Inflammation. MOTS-c reduces inflammatory markers in multiple tissue types, consistent with AMPK's known anti-inflammatory effects. The anti-inflammatory activity may contribute to MOTS-c's benefits in metabolic disease, where chronic low-grade inflammation drives insulin resistance and tissue damage.
The common thread across these disease models is mitochondrial dysfunction. In each condition, mitochondrial energy production is impaired, MOTS-c levels are reduced, and exogenous MOTS-c supplementation partially corrects the metabolic defect. This supports the hypothesis that MOTS-c acts as a mitochondrial health signal: when mitochondria function well, they produce adequate MOTS-c to maintain metabolic homeostasis.
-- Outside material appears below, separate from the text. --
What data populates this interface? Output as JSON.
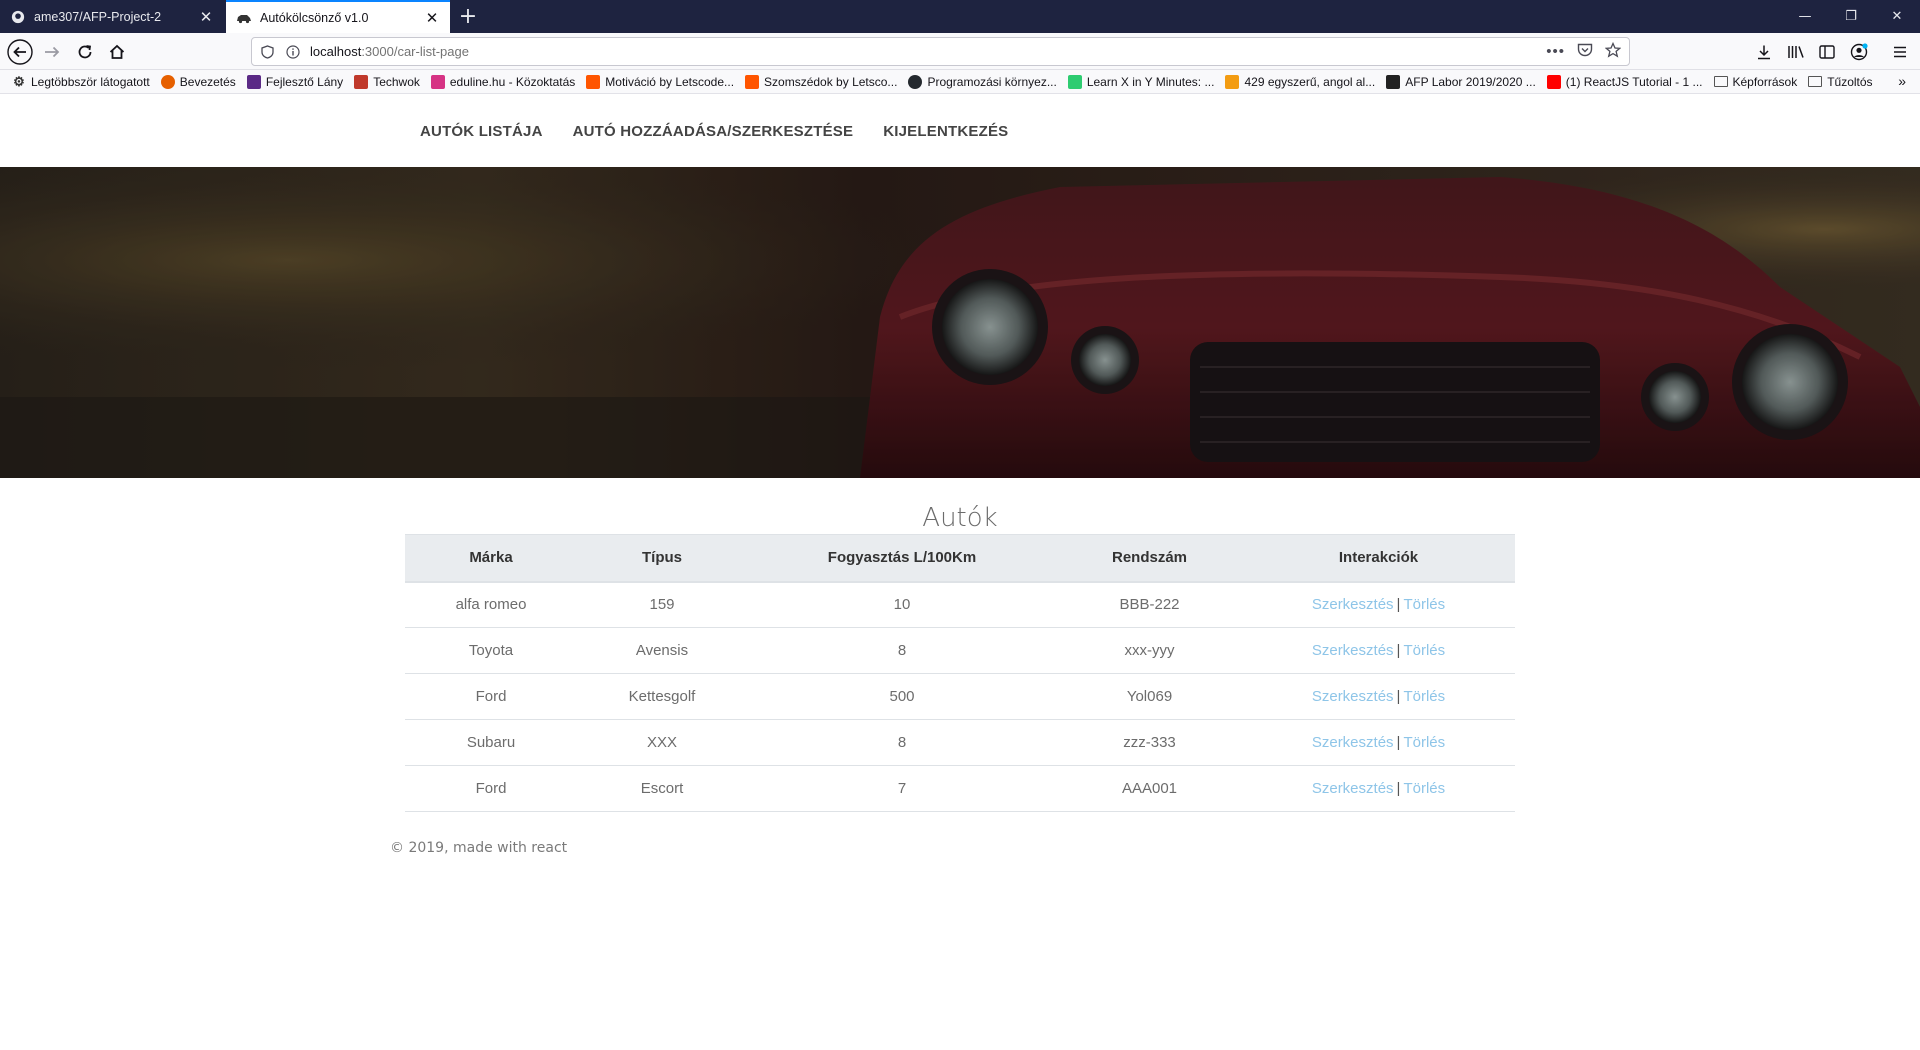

When they fail, the loss of MOTS-c accelerates metabolic decline.
Current Limitations
MOTS-c research remains almost entirely preclinical. No human clinical trials of exogenous MOTS-c have been reported. The human data is limited to:
- Observational studies showing MOTS-c levels are lower in diabetes and decline with age
- Genetic epidemiology (the K14Q polymorphism study)
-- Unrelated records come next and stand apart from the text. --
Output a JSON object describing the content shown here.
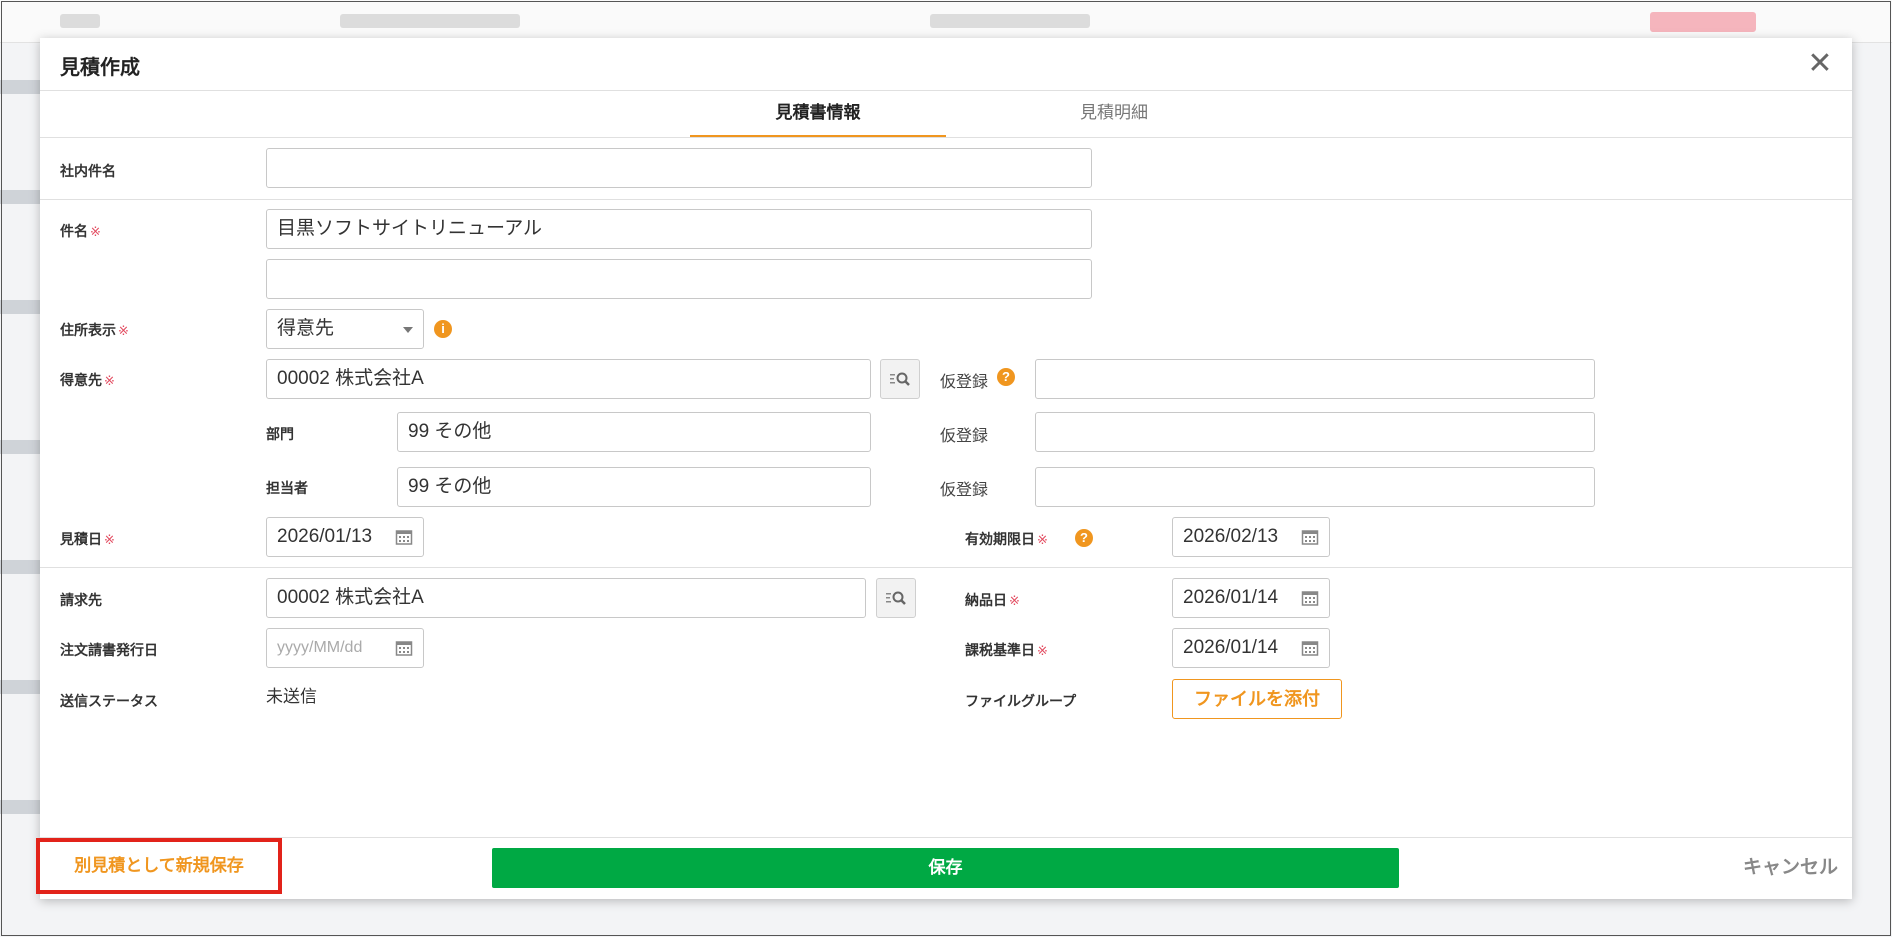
{
  "modal": {
    "title": "見積作成",
    "close_icon": "close-icon"
  },
  "tabs": [
    {
      "label": "見積書情報",
      "active": true
    },
    {
      "label": "見積明細",
      "active": false
    }
  ],
  "form": {
    "internal_subject": {
      "label": "社内件名",
      "value": ""
    },
    "subject": {
      "label": "件名",
      "required_mark": "※",
      "value1": "目黒ソフトサイトリニューアル",
      "value2": ""
    },
    "address_display": {
      "label": "住所表示",
      "required_mark": "※",
      "value": "得意先",
      "info_icon": "info-icon"
    },
    "customer": {
      "label": "得意先",
      "required_mark": "※",
      "value": "00002 株式会社A",
      "lookup_icon": "search-list-icon",
      "temp_label": "仮登録",
      "help_icon": "question-icon",
      "temp_value": ""
    },
    "department": {
      "label": "部門",
      "value": "99 その他",
      "temp_label": "仮登録",
      "temp_value": ""
    },
    "person": {
      "label": "担当者",
      "value": "99 その他",
      "temp_label": "仮登録",
      "temp_value": ""
    },
    "quote_date": {
      "label": "見積日",
      "required_mark": "※",
      "value": "2026/01/13"
    },
    "expiry_date": {
      "label": "有効期限日",
      "required_mark": "※",
      "value": "2026/02/13",
      "help_icon": "question-icon"
    },
    "billing": {
      "label": "請求先",
      "value": "00002 株式会社A"
    },
    "delivery_date": {
      "label": "納品日",
      "required_mark": "※",
      "value": "2026/01/14"
    },
    "order_issue_date": {
      "label": "注文請書発行日",
      "placeholder": "yyyy/MM/dd"
    },
    "tax_base_date": {
      "label": "課税基準日",
      "required_mark": "※",
      "value": "2026/01/14"
    },
    "send_status": {
      "label": "送信ステータス",
      "value": "未送信"
    },
    "file_group": {
      "label": "ファイルグループ",
      "button": "ファイルを添付"
    }
  },
  "footer": {
    "save_new_label": "別見積として新規保存",
    "save_label": "保存",
    "cancel_label": "キャンセル"
  },
  "colors": {
    "accent": "#f0961f",
    "save_green": "#00a944",
    "required_red": "#e24a5f",
    "highlight_border": "#e2231a"
  }
}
- Exercise physiology studies showing MOTS-c increases with exercise
Several practical barriers exist for clinical translation:
- Manufacturing a 16-amino-acid peptide encoded by mitochondrial DNA is technically feasible but has not been scaled for pharmaceutical production
- The optimal dose, route, and frequency of administration are unknown
- Whether exogenous MOTS-c replicates the nuclear translocation observed with endogenous MOTS-c is not confirmed
- Long-term safety of chronic AMPK activation through MOTS-c is uncharacterized
- The sex-specific effects observed in the K14Q data suggest that MOTS-c-based interventions may need to account for sex differences
The NAD+ and peptide longevity pathway intersection is an area where MOTS-c may prove particularly important. NAD+ precursors like NMN and NR are widely marketed as anti-aging supplements, but they target NAD+ from the supply side. MOTS-c targets NAD+ from the demand and regulation side, through AMPK-mediated upregulation of NAMPT. Whether combining NAD+ precursors with MOTS-c would produce additive or synergistic effects on sirtuin activation and mitochondrial function is an untested but biologically plausible hypothesis.
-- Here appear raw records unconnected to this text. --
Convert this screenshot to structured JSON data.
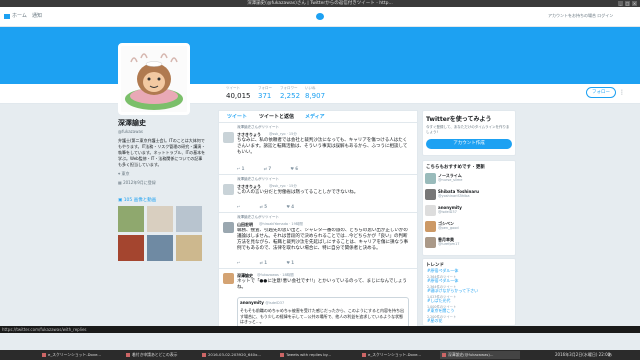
{
  "window": {
    "title": "深澤諭史(@fukazawas)さん | Twitterからの返信付きツイート - http..."
  },
  "nav": {
    "home": "ホーム",
    "notifications": "通知",
    "search_placeholder": "Twitter を検索",
    "account_text": "アカウントをお持ちの場合 ログイン",
    "tweet_button": "ツイート"
  },
  "stats": [
    {
      "label": "ツイート",
      "value": "40,015"
    },
    {
      "label": "フォロー",
      "value": "371"
    },
    {
      "label": "フォロワー",
      "value": "2,252"
    },
    {
      "label": "いいね",
      "value": "8,907"
    }
  ],
  "follow_button": "フォロー",
  "profile": {
    "name": "深澤諭史",
    "handle": "@fukazawas",
    "bio": "弁護士(第二東京弁護士会)。ITのことは大体何でもやります。IT法務・リスク管理の研究・講演・執筆をしています。ネットトラブル、ITの基本を学ぶ。Web監修・IT・法務関係についての記事も多く担当しています。",
    "location": "東京",
    "joined": "2012年9月に登録",
    "photos_label": "105 画像と動画"
  },
  "timeline": {
    "tabs": [
      "ツイート",
      "ツイートと返信",
      "メディア"
    ],
    "tweets": [
      {
        "retweeted_by": "深澤諭史さんがリツイート",
        "name": "ささきりょう",
        "handle": "@ssk_ryo · 15分",
        "text": "ちなみに、私の依頼者では会社と裁判沙汰になっても、キャリアを傷つける人はたくさんいます。訴訟と転職活動は、そういう事実は誤解もあるから、ふつうに相談してもいい。",
        "replies": "1",
        "rts": "7",
        "likes": "6"
      },
      {
        "retweeted_by": "深澤諭史さんがリツイート",
        "name": "ささきりょう",
        "handle": "@ssk_ryo · 15分",
        "text": "この人の言い分だと労働省は黙ってることしかできないね。",
        "replies": "",
        "rts": "5",
        "likes": "4"
      },
      {
        "retweeted_by": "深澤諭史さんがリツイート",
        "name": "山田宏明",
        "handle": "@hiroakiYamada · 19時間",
        "text": "職務、捜査、引越先の思い出と、シャレタ一番の旅の、どちらの思い出が正しいかの議論はしません。それは普段的で決められることでは...今どちらかが「良い」の判断方法を見ながら、転職と裁判沙汰を先延ばしにすることは、キャリアを傷に損なう事例でもあるので、法律を取れない場合に、特に自分で関係者と決める。",
        "replies": "",
        "rts": "1",
        "likes": "1"
      },
      {
        "retweeted_by": "",
        "name": "深澤諭史",
        "handle": "@fukazawas · 18時間",
        "text": "ネットで「●●に注意!悪い会社です!!」とかいっているのって、まじになんでしょうね。",
        "quote_name": "anonymity",
        "quote_handle": "@isdelD37",
        "quote_text": "そもそも前職のめちゃめちゃ被害を受けた感じだったから、このようにすると内容を持ち出す場合に、もう少しの経緯を示して...公共の場所で、他人の利益を追求しているような状態はきっと…。",
        "replies": "",
        "rts": "",
        "likes": ""
      }
    ]
  },
  "sidebar": {
    "signup_title": "Twitterを使ってみよう",
    "signup_sub": "今すぐ登録して、あなただけのタイムラインを作りましょう!",
    "signup_button": "アカウント作成",
    "suggestions_title": "こちらもおすすめです · 更新",
    "suggestions": [
      {
        "name": "ノースライム",
        "handle": "@nurse_slime"
      },
      {
        "name": "Shibata Yoshinaru",
        "handle": "@yoshinariS5hiba"
      },
      {
        "name": "anonymity",
        "handle": "@isdelD37"
      },
      {
        "name": "ゴシペン",
        "handle": "@pen_good"
      },
      {
        "name": "香月幸美",
        "handle": "@lurefpm17"
      }
    ],
    "trends_title": "トレンド",
    "trends": [
      {
        "tag": "#原宿ペダル一体",
        "count": "2,364件のツイート"
      },
      {
        "tag": "#原宿ペダル一体",
        "count": "2,364件のツイート"
      },
      {
        "tag": "#寝ぼけながらかって下さい",
        "count": "1,023件のツイート"
      },
      {
        "tag": "#しばた光代",
        "count": "1,000件のツイート"
      },
      {
        "tag": "#東京を聞こう",
        "count": "2,200件のツイート"
      },
      {
        "tag": "#星の花",
        "count": "15件のツイート"
      }
    ]
  },
  "status_url": "https://twitter.com/fukazawas/with_replies",
  "taskbar": {
    "items": [
      "e_スクリーンショット-Dove...",
      "着付き申請あとどこの表示",
      "2016-03-02-203920_640x...",
      "Tweets with replies by...",
      "e_スクリーンショット-Dove...",
      "深澤諭史(@fukazawas)..."
    ],
    "clock": "2016年3月2日(水曜日) 22:00",
    "ime": "あ"
  },
  "colors": {
    "accent": "#1da1f2",
    "banner": "#1da1f2"
  }
}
Connections to other longevity peptides like epithalon (which targets telomerase) and Khavinson bioregulators are speculative at this stage. Each targets a different aspect of aging biology, and no studies have examined interactions between mitochondrial-derived peptides and other anti-aging peptide classes.
The Bottom Line
MOTS-c connects mitochondrial biology to NAD+ metabolism through a specific mechanism: inhibition of the folate cycle leads to AMPK activation, which increases NAD+ levels and activates sirtuins. This positions MOTS-c at a central node linking mitochondrial health, cellular energy sensing, and the longevity-associated NAD+/sirtuin pathway. The strongest evidence comes from the Nature Communications exercise study (late-life treatment improved healthspan in mice) and the 27,527-person genetic study (a loss-of-function MOTS-c variant increases diabetes risk in sedentary men). All therapeutic potential remains preclinical. No human trials of exogenous MOTS-c exist, and the translation from fascinating biology to viable therapy has not yet occurred.